Let’s start with examples of whose speech Gazan’s bill would criminalize, if repeated in the future: indigenous Canadians who have publicly “condoned,” or at least partly justified, residential schools.

In 1998, Rita Galloway, a teacher who grew up on the Pelican Lake First Nation in Saskatchewan and then-president of the First Nations Accountability Coalition, was interviewed about residential schools. She noted that she had “many friends and relatives who attended residential schools,” and argued, “Of course there were good and bad elements, but overall, their experiences were positive.”

In 2008, the late Richard Wagamese, an Ojibwe author and journalist, wrote in the Calgary Herald about the many abuses that took place at residential schools. He then straightforwardly argued that positive stories needed to be told, too, including his mother’s.

After praising her neat, clean home and cultured lawn on a reserve outside Kenora, Ont., Wagamese noted how his 75-year-old mother “credits the residential school experience with teaching her domestic skills.” Critically, “My mother has never spoken to me of abuse or any catastrophic experience at the school.”

Wagamese argued the then-forthcoming Truth and Reconciliation Commission (TRC) “needs to hear those kinds of stories, too,” and that telling “the good along with the bad” will “create a more balanced future for all of us.”

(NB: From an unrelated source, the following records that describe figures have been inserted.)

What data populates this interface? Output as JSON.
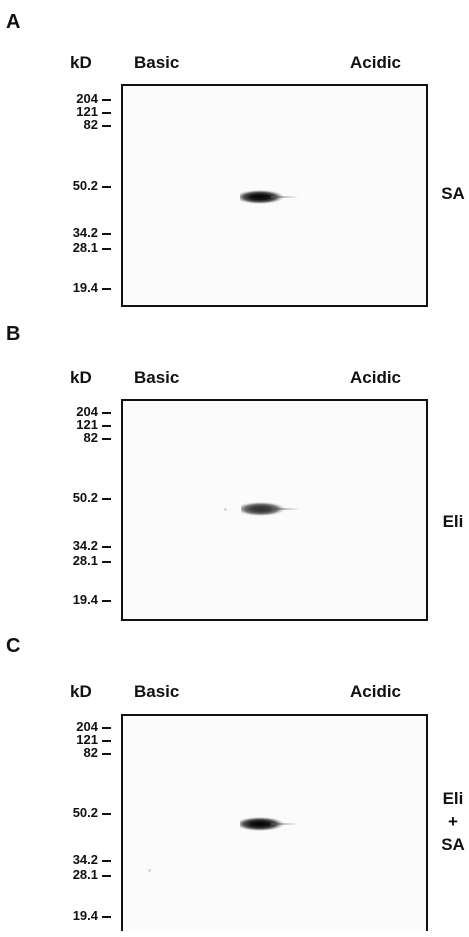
{
  "panels": [
    {
      "letter": "A",
      "unit": "kD",
      "left_label": "Basic",
      "right_label": "Acidic",
      "markers": [
        "204",
        "121",
        "82",
        "50.2",
        "34.2",
        "28.1",
        "19.4"
      ],
      "treatment": [
        "SA"
      ]
    },
    {
      "letter": "B",
      "unit": "kD",
      "left_label": "Basic",
      "right_label": "Acidic",
      "markers": [
        "204",
        "121",
        "82",
        "50.2",
        "34.2",
        "28.1",
        "19.4"
      ],
      "treatment": [
        "Eli"
      ]
    },
    {
      "letter": "C",
      "unit": "kD",
      "left_label": "Basic",
      "right_label": "Acidic",
      "markers": [
        "204",
        "121",
        "82",
        "50.2",
        "34.2",
        "28.1",
        "19.4"
      ],
      "treatment": [
        "Eli",
        "+",
        "SA"
      ]
    }
  ]
}
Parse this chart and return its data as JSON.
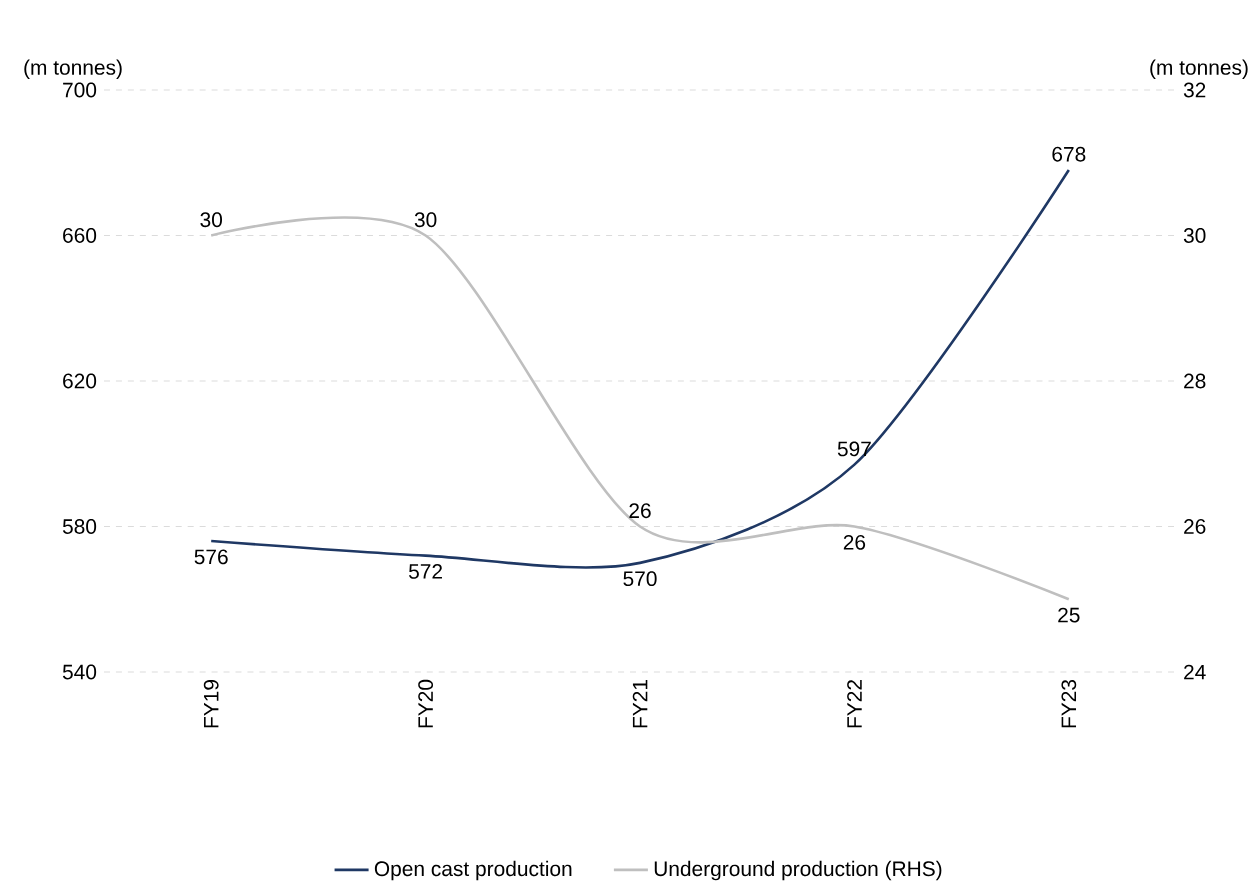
{
  "chart_data": {
    "type": "line",
    "categories": [
      "FY19",
      "FY20",
      "FY21",
      "FY22",
      "FY23"
    ],
    "ylabel": "(m tonnes)",
    "y2label": "(m tonnes)",
    "ylim": [
      540,
      700
    ],
    "yticks": [
      540,
      580,
      620,
      660,
      700
    ],
    "y2lim": [
      24,
      32
    ],
    "y2ticks": [
      24,
      26,
      28,
      30,
      32
    ],
    "grid": "y",
    "legend": "bottom",
    "data_labels": true,
    "marker": "none",
    "line_style": "solid",
    "series": [
      {
        "name": "Open cast production",
        "color": "#1f3864",
        "values": [
          576,
          572,
          570,
          597,
          678
        ]
      },
      {
        "name": "Underground production (RHS)",
        "color": "#bfbfbf",
        "axis": "y2",
        "values": [
          30,
          30,
          26,
          26,
          25
        ]
      }
    ]
  }
}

That’s not because such schools were perfect — or even optimal. As has been extensively documented, physical and sexual abuses occurred in some schools, and that is something that no one should downplay.

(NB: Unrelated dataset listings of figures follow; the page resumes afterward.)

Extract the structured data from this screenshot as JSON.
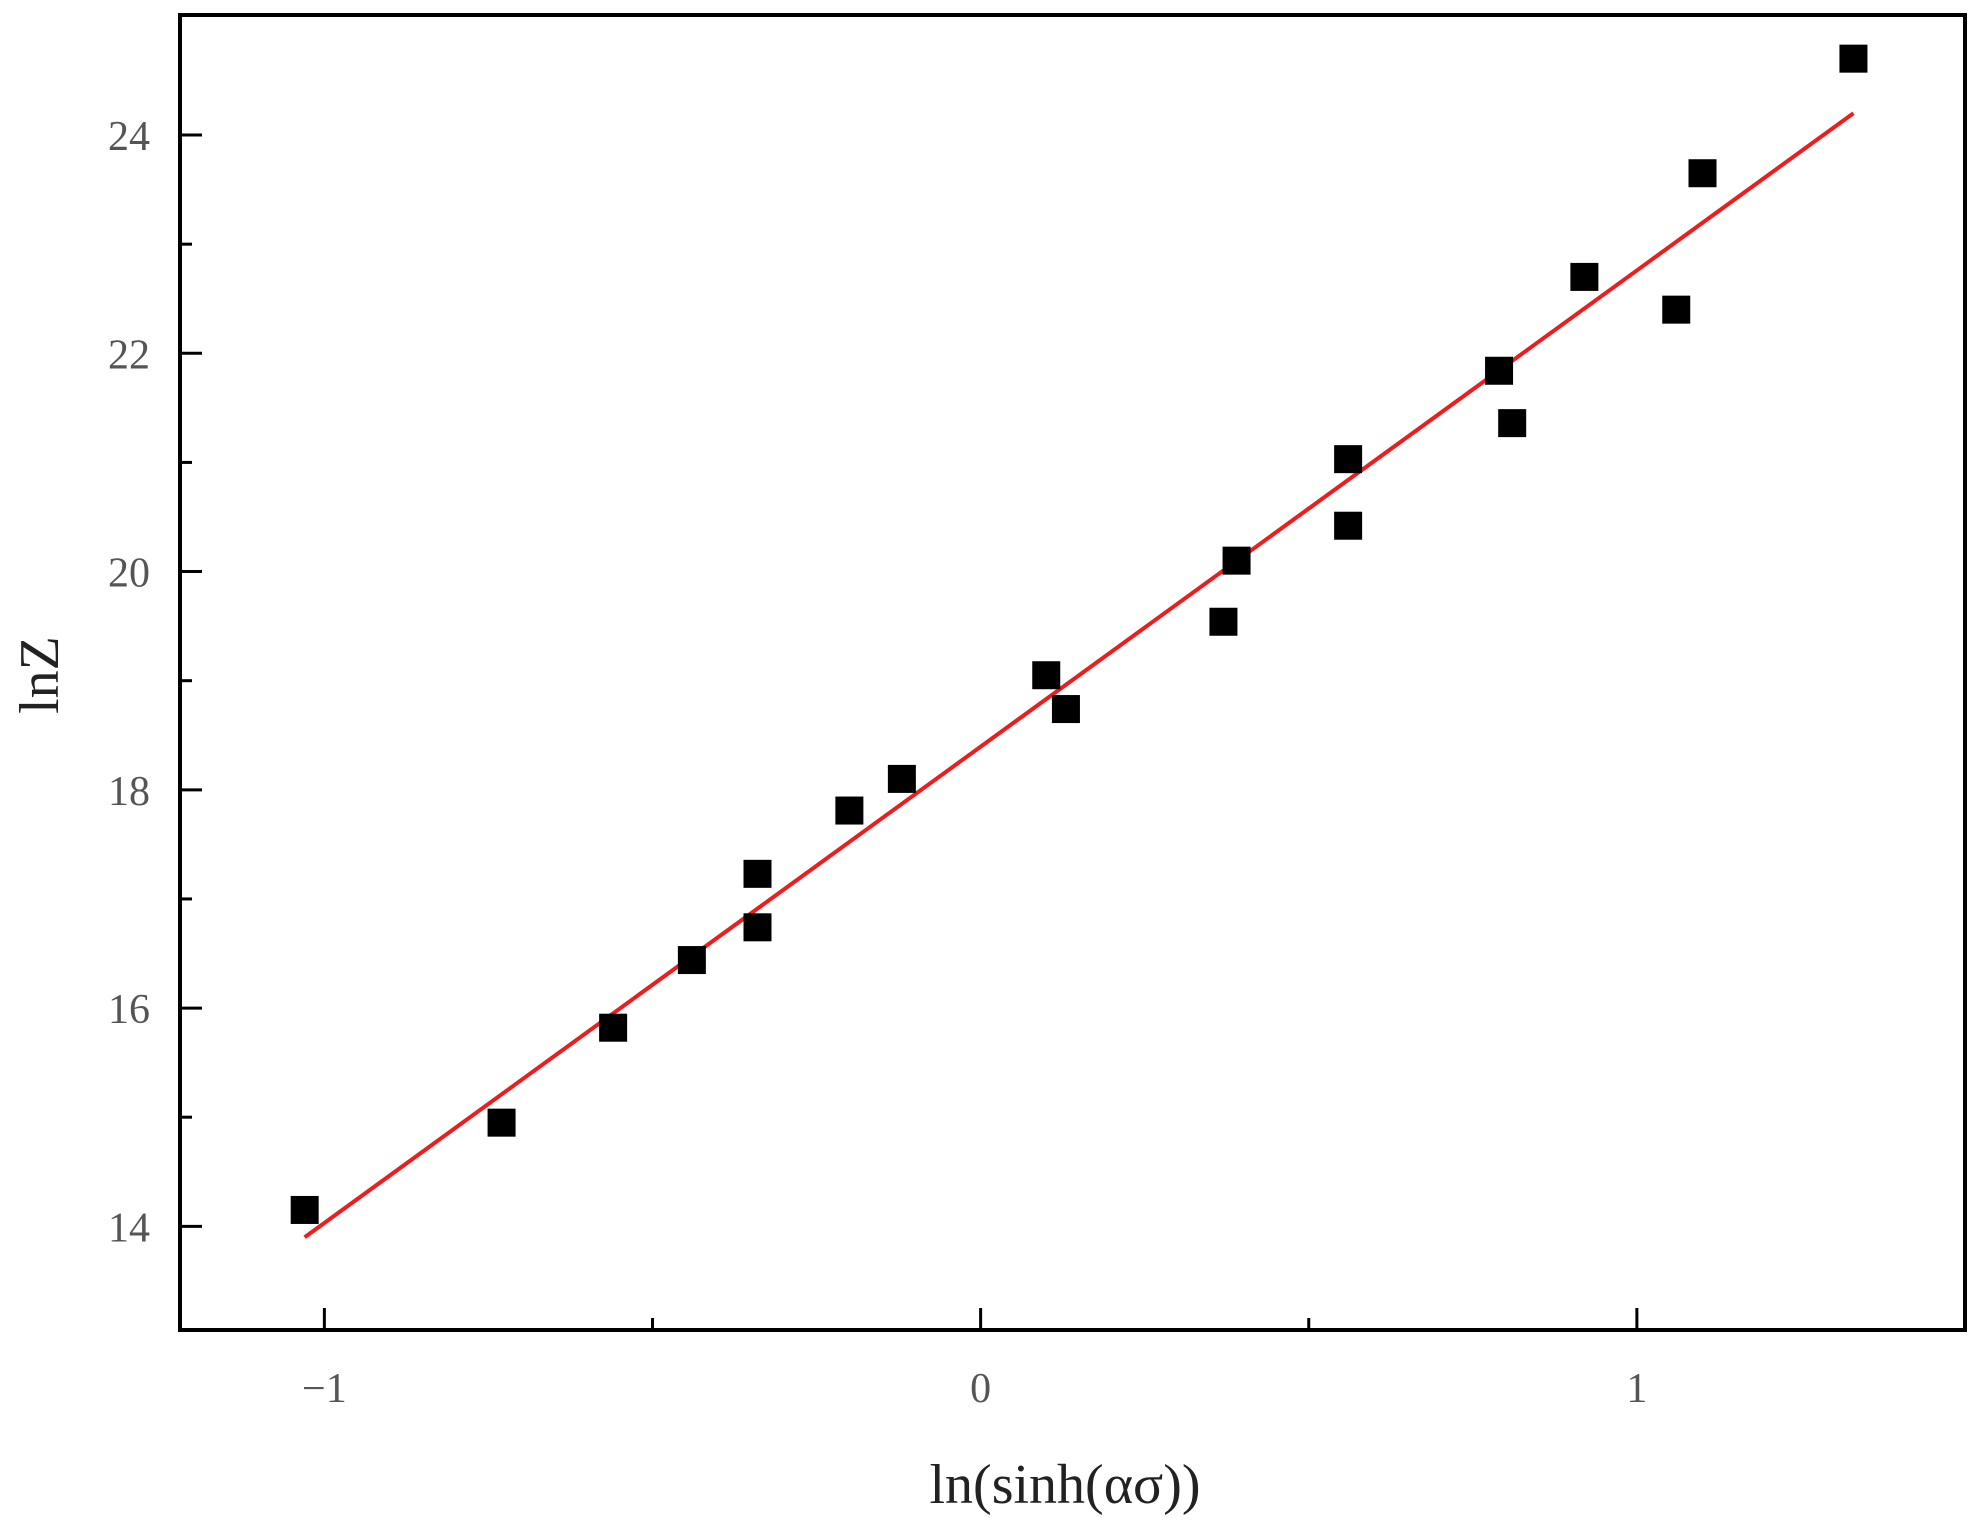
{
  "chart_data": {
    "type": "scatter",
    "title": "",
    "xlabel": "ln(sinh(ασ))",
    "ylabel": "lnZ",
    "xlim": [
      -1.22,
      1.5
    ],
    "ylim": [
      13.05,
      25.1
    ],
    "xticks": [
      -1,
      0,
      1
    ],
    "xtick_labels": [
      "−1",
      "0",
      "1"
    ],
    "xticks_minor": [
      -0.5,
      0.5,
      1.5
    ],
    "yticks": [
      14,
      16,
      18,
      20,
      22,
      24
    ],
    "ytick_labels": [
      "14",
      "16",
      "18",
      "20",
      "22",
      "24"
    ],
    "yticks_minor": [
      15,
      17,
      19,
      21,
      23
    ],
    "grid": false,
    "legend": "none",
    "series": [
      {
        "marker": "square",
        "color": "#000000",
        "points": [
          {
            "x": -1.03,
            "y": 14.15
          },
          {
            "x": -0.73,
            "y": 14.95
          },
          {
            "x": -0.56,
            "y": 15.82
          },
          {
            "x": -0.44,
            "y": 16.44
          },
          {
            "x": -0.34,
            "y": 17.23
          },
          {
            "x": -0.34,
            "y": 16.74
          },
          {
            "x": -0.2,
            "y": 17.81
          },
          {
            "x": -0.12,
            "y": 18.1
          },
          {
            "x": 0.1,
            "y": 19.05
          },
          {
            "x": 0.13,
            "y": 18.74
          },
          {
            "x": 0.37,
            "y": 19.54
          },
          {
            "x": 0.39,
            "y": 20.1
          },
          {
            "x": 0.56,
            "y": 20.42
          },
          {
            "x": 0.56,
            "y": 21.03
          },
          {
            "x": 0.79,
            "y": 21.84
          },
          {
            "x": 0.81,
            "y": 21.36
          },
          {
            "x": 0.92,
            "y": 22.7
          },
          {
            "x": 1.06,
            "y": 22.4
          },
          {
            "x": 1.1,
            "y": 23.65
          },
          {
            "x": 1.33,
            "y": 24.7
          }
        ]
      }
    ],
    "fit_line": {
      "color": "#ee1c1c",
      "x": [
        -1.03,
        1.33
      ],
      "y": [
        13.9,
        24.2
      ]
    }
  }
}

But it’s too easy to forget the limited choices that existed for 19th- and early 20th-century Canadians. As we do today, most people back then believed in the value of universal education. Many Canadians, indigenous and non-indigenous, lived in poverty, had rudimentary transportation links, limited job opportunities and thus limited possibilities for day schools in remote areas, such as reserves.

Imagine the outcry today if earlier generations of parishioners, parents (including Indigenous parents) and politicians mostly ignored remote reserves and failed to provide indigenous communities with educational opportunities. The same voices today who accept no nuance on residential schools would likely excoriate that choice to deny education to Indigenous children.

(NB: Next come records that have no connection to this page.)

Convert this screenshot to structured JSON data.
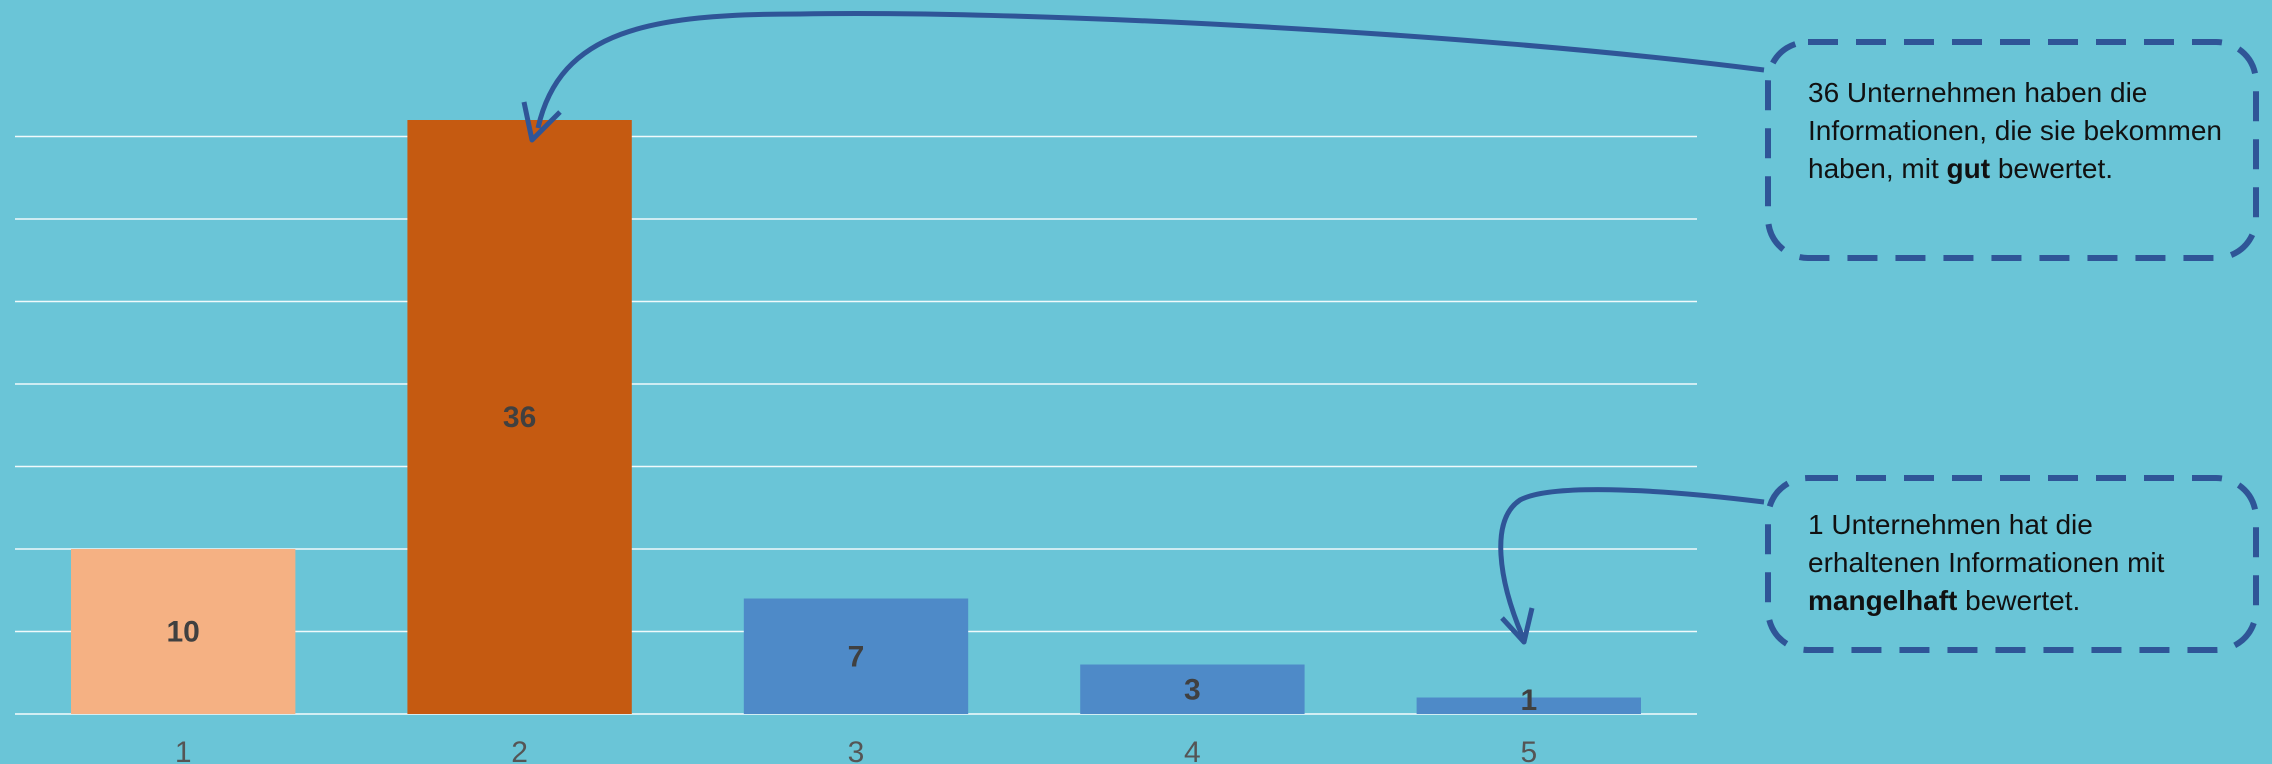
{
  "chart_data": {
    "type": "bar",
    "categories": [
      "1",
      "2",
      "3",
      "4",
      "5"
    ],
    "values": [
      10,
      36,
      7,
      3,
      1
    ],
    "data_labels": [
      "10",
      "36",
      "7",
      "3",
      "1"
    ],
    "bar_colors": [
      "#f5b183",
      "#c55a11",
      "#4e8ac8",
      "#4e8ac8",
      "#4e8ac8"
    ],
    "title": "",
    "xlabel": "",
    "ylabel": "",
    "ylim": [
      0,
      40
    ],
    "grid": true,
    "gridline_step": 5,
    "legend": "none"
  },
  "annotations": [
    {
      "target_category": "2",
      "text_before": "36 Unternehmen haben die Informationen, die sie bekommen haben, mit ",
      "text_bold": "gut",
      "text_after": " bewertet."
    },
    {
      "target_category": "5",
      "text_before": "1 Unternehmen hat die erhaltenen Informationen mit ",
      "text_bold": "mangelhaft",
      "text_after": " bewertet."
    }
  ],
  "colors": {
    "background": "#6ac5d7",
    "gridline": "#ffffff",
    "axis_label": "#555555",
    "data_label": "#404040",
    "callout_border": "#2f5597",
    "arrow": "#2f5597"
  }
}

The choices in the 19th and 20th centuries were not between perfection and its opposite; they represent a trade-off between suboptimal choices. Understanding this requires nuance, which is in short supply these days.

As an example, consider the perspective of Manitoba school trustee Paul Coffey, a Metis man who made a presentation to the Mountain View School Division board meeting in Dauphin, Man., about racism in April and was pilloried for it. His remarks included comments about residential schools. Coffey tried to argue that residential schools had good and bad aspects, but he was roundly criticized for his views.

In a July interview, Coffey again offered nuance about the schools, noting what much of the media missed in their initial firestorm coverage: “I said they were nice. I then also said they weren’t. I said treaties were nice and then they weren’t. I said even TRC is a good idea, until it isn’t.”

Criminalizing these stories and opinions would mean that these three indigenous voices, and many others, could face fines or jail time. This is precisely why speech, unless urging violence, should never be criminalized.

Another reason not to criminalize speech is because it makes it even more difficult to correct bad ideas and lingering injustices. An open society requires open discourse. It’s the only way errors can only be corrected. That disappears if one becomes subject to fines and imprisonment for thinking out loud, including when one is ultimately proved to be in error.

Gazan’s bill is the latest attempt by Canadian politicians to suppress views and conclusions with which they disagree. That suppression is illiberal and unhelpful. Mandating a single point of view damages the accumulation of knowledge that’s necessary for progress, prevents a useful dissection of why abuses occurred in residential schools and will prevent the open discrediting of wrongheaded positions.

No one person will be right every time. Open, public debate is critical to exposing errors and advancing human progress.

Mark Milke is the president of the Aristotle Foundation for Public Policy.